Computational Cost of BPTT

BPTT has similar computational complexity to the forward pass, but with additional memory requirements.

Time complexity:

Forward: $O(T \cdot d^2)$
Backward: $O(T \cdot d^2)$ (symmetric operations)
Total: $O(T \cdot d^2)$ per training step

Memory complexity:

Must store all hidden states: $O(T \cdot d)$
Must store all pre-activations: $O(T \cdot d)$
Gradient storage: $O(d^2)$ (parameters)

Key insight: Memory, not computation, is usually the bottleneck for long sequences.

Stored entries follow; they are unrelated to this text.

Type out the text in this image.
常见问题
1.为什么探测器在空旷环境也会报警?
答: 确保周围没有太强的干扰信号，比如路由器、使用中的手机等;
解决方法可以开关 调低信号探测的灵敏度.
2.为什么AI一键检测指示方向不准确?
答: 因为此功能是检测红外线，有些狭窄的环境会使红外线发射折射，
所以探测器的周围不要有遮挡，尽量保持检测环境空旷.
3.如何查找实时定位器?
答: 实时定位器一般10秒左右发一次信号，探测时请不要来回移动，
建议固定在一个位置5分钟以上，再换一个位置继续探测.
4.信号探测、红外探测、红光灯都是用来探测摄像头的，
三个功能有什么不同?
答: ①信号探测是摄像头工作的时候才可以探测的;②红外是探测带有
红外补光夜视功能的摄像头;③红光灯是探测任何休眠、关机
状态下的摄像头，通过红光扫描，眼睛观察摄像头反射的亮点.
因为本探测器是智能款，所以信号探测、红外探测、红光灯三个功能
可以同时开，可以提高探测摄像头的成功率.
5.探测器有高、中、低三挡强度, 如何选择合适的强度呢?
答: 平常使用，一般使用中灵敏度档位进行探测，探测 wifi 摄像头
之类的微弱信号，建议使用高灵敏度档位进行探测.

Memory Optimization Strategies

•Truncated BPTT: Limit backprop to k steps, reducing memory to O(k·d)
•Gradient checkpointing: Store only subset of activations, recompute during backward
•Mixed precision: Use float16 for activations, halving memory
•Chunked processing: Process sequence in segments with detached hidden states

Summary: Backpropagation Through Time

Key Takeaways

•BPTT unrolls the RNN and applies standard backpropagation to the resulting computational graph.
•Gradients accumulate from all timesteps to shared parameters, with contributions decaying for distant timesteps.
•Truncated BPTT limits memory and computation by only backpropagating through the last k timesteps.
•Gradient clipping is essential to prevent exploding gradients during training.
•Memory scales with sequence length, making long sequences challenging without optimization techniques.

What's next:

The final page explores Computational Considerations—practical aspects of implementing and deploying RNNs including parallelization strategies, hardware utilization, and optimization techniques.

Page Complete

You now understand BPTT: how gradients flow backward through time, why truncation is practical, and the computational tradeoffs involved in training RNNs.